Patient Care

Researchers Aim to Keep Blood Healthier, Less Prone to Cancer

May. 21, 2019
blue-gloved hang holding a slide with a blood sample under a microscope

As the body ages so does the blood, raising the risk of leukemia and other blood cancers. A recent Wilmot Cancer Institute discovery showed a new way in which blood degrades when inflammation collects in the bone marrow, prompting unwanted changes in blood stem cells.

Understanding this cascade of events in the marrow, where blood is made, allows scientists to investigate the best ways to keep blood “young” and prevent cancer from developing, said Benjamin Frisch, Ph.D., research assistant professor at the Wilmot.

“If we know the instigating steps in the aging of blood stem cells,” Frisch said, “we can find ways to rejuvenate blood and reduce the risk of leukemia.”

The research could have implications for all types of blood disorders and inflammation that occurs with aging, but it is specifically directed at acute myeloid leukemia (AML) and myelodysplastic syndromes (MDS), which usually occur in adults older than 65.  There is no cure for either cancer, and the five-year survival rate for AML is only 28 percent.

Frisch is co-lead author of the paper, published by JCI Insight, with Corey Hoffman, Ph.D., a former graduate student in the lab of corresponding author Laura Calvi., M.D. She is a professor of Hematology/Oncology and co-leader of Wilmot’s Cancer Microenvironment research program.

The findings emerged from collaborative work among many scientists in the Cancer Microenvironment program and Wilmot’s Hallmarks of Cancer basic biology research program. The Calvi lab for years has been investigating how to reverse damage to blood production; the latest study offers an important framework to further explore therapies to aid in healthy blood production and to potentially prevent inflammation.
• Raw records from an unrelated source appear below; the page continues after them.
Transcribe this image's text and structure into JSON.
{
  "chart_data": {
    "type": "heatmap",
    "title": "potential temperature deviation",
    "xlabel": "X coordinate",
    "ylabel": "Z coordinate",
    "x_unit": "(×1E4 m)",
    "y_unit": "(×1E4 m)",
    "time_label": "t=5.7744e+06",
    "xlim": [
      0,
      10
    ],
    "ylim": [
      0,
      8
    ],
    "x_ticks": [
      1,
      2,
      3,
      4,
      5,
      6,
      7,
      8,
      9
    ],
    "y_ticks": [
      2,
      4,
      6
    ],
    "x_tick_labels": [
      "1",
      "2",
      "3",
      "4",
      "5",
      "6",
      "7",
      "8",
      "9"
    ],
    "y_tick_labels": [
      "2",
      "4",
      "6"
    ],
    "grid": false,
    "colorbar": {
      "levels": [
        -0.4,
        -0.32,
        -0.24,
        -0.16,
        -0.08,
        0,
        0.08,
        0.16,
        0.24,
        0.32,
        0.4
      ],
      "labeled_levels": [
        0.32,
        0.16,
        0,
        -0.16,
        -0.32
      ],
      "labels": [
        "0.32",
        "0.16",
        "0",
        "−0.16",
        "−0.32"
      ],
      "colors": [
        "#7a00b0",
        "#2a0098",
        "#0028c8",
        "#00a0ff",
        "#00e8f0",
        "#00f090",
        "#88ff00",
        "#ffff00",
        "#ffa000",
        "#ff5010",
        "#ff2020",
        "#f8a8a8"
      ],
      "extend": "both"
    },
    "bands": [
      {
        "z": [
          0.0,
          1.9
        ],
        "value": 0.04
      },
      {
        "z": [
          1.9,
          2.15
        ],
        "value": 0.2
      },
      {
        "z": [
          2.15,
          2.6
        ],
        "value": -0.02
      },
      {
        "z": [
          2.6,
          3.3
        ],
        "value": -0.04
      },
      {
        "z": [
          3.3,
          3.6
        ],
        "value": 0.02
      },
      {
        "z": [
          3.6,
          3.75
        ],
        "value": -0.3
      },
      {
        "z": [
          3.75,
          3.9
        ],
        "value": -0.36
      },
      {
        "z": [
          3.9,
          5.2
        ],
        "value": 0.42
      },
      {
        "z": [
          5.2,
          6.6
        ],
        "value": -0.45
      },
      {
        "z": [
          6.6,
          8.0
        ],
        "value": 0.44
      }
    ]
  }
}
The team discovered that a well-known inflammatory protein called Interleukin 1B is a key component in disrupting blood production in mice. Interleukin 1B becomes abundant in the bone marrow in response to a defect in a type of immune cell called a macrophage. The defect breaches the aging blood stem cell population — adding turmoil to a system that is already less efficient due to aging. The blood system transports oxygen and supports all of the body’s tissues and organs.   

The research also provides more evidence that undesirable changes to stem cells occur in the surrounding microenvironment, an important area of focus for Calvi’s lab.

Several branches of the National Institutes of Health, including the National Cancer Institute, funded the research, as well a seed grants from Wilmot and the UR’s Clinical Translational Science Institute (CTSI) incubator fund.